О боже, какой большой писатель вышел бы из меня, если бы отец передал мне свой сильный и яркий дар рассказчика! Но я унаследовал от него только вспышки гнева, упрямство, неутолимую жажду справедливости и ненасытный голод по человечности. Все это скорее мешало, чем помогало мне в жизни. Больше, пожалуй, мешало. Но не только это затрудняло мне жизнь, а и многое другое.
Перед тем как мама родила на свет моего брата Штефана и так тяжко заболела, что чуть было не умерла, отец отправился в Руши-де-Веде, чтобы продать на базаре состарившихся волов и купить себе молодых. Старые волы стоят дешево, их покупают на убой мясники, а молодые — очень дорого. Кроме денег, которые отец должен был выручить за старых волов, в кошельке у него была нешуточная сумма: шесть бумажек по двадцать леев каждая. Он сидел на передке телеги и понукал волов, время от времени слегка подстегивая их хворостиной. Рядом с ним, под рукой, лежала дубинка, которой при необходимости он мог раскроить не одну голову.

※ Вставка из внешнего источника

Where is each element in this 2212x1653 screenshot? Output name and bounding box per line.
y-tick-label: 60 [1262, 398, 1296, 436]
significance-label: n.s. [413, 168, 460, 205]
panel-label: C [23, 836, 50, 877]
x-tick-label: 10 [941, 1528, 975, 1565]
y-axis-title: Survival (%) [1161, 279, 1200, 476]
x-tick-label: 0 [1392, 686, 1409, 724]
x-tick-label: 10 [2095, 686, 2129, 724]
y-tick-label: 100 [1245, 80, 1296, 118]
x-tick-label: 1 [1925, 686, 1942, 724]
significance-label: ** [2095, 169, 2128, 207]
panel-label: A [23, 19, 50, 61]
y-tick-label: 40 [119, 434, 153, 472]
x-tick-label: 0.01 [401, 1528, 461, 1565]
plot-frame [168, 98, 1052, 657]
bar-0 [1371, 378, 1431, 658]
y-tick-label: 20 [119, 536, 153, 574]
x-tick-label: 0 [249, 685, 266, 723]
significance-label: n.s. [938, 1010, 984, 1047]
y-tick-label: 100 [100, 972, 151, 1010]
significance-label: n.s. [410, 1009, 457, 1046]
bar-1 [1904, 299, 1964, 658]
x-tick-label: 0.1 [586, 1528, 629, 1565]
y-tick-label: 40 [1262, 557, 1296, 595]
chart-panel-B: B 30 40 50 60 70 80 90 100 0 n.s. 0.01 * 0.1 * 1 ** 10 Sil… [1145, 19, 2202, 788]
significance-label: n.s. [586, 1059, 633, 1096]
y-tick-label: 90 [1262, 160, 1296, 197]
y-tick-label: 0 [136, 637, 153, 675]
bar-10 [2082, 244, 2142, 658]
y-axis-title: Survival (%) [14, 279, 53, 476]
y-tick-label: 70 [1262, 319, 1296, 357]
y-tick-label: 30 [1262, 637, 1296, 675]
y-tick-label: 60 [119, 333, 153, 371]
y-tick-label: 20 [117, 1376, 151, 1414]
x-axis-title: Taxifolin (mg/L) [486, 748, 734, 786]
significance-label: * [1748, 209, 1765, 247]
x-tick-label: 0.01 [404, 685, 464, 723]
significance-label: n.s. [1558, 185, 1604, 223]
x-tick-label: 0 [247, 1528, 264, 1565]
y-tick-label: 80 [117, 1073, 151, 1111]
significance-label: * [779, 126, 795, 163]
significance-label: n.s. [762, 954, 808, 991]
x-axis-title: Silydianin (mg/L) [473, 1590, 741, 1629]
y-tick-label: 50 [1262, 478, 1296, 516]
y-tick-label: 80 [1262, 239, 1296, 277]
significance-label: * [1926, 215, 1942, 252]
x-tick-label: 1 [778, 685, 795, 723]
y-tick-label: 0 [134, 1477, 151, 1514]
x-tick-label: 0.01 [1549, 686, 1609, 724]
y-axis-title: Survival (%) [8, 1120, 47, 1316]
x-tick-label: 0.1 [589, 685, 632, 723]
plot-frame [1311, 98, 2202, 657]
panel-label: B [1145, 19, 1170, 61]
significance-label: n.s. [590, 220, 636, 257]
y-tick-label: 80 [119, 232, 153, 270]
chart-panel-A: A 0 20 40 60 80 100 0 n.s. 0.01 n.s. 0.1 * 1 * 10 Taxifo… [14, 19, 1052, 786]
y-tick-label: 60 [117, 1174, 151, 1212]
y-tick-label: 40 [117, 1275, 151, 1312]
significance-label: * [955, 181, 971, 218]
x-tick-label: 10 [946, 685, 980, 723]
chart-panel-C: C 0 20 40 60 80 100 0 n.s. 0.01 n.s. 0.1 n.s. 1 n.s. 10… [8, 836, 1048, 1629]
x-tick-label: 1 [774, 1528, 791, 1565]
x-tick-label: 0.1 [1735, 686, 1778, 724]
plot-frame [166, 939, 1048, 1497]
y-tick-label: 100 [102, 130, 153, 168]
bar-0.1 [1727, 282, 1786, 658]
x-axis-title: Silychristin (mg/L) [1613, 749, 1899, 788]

Высоко в небе сияла полная луна, а по обе стороны дороги тянулись высокие заросли кукурузы — настоящий густой шелестящий лес. Была, как и сейчас, середина августа, и по ночам уже чувствовалась прохлада. Пытаясь разогнать тоску и думая, что я заснул в телеге, отец вел разговор с волами:
«Эх, волы вы мои волы, какие вы были молоденькие, когда купил я вас у Кэпручу-барышника, какие вы тогда были молоденькие. Восемь лет прошло с тех пор, восемь лет вы трудились вместе со мной и с моей Марией весной и летом, осенью и зимой — и вот теперь состарились, мои милые. И я вместе с вами состарился, и Мария моя постарела, вот так-то, круторогие…»
Мы двигались к Руши-де-Веде. Недавно дорогу засыпали щебенкой, она скрежетала под колесами, от нее кровоточили копыта у волов. Волы слышали, что говорил им отец, но разве они понимали? Они медленно и равнодушно шли вперед, молча двигались сквозь время, которому нет начала и нет конца.
«Эх, волы мои милые, состарились вы вместе со мной и моей Марией; трудились вы вместе с нами, а теперь состарились; и гоню я вас на базар на продажу; продам я вас мяснику, а он вас и зарежет…»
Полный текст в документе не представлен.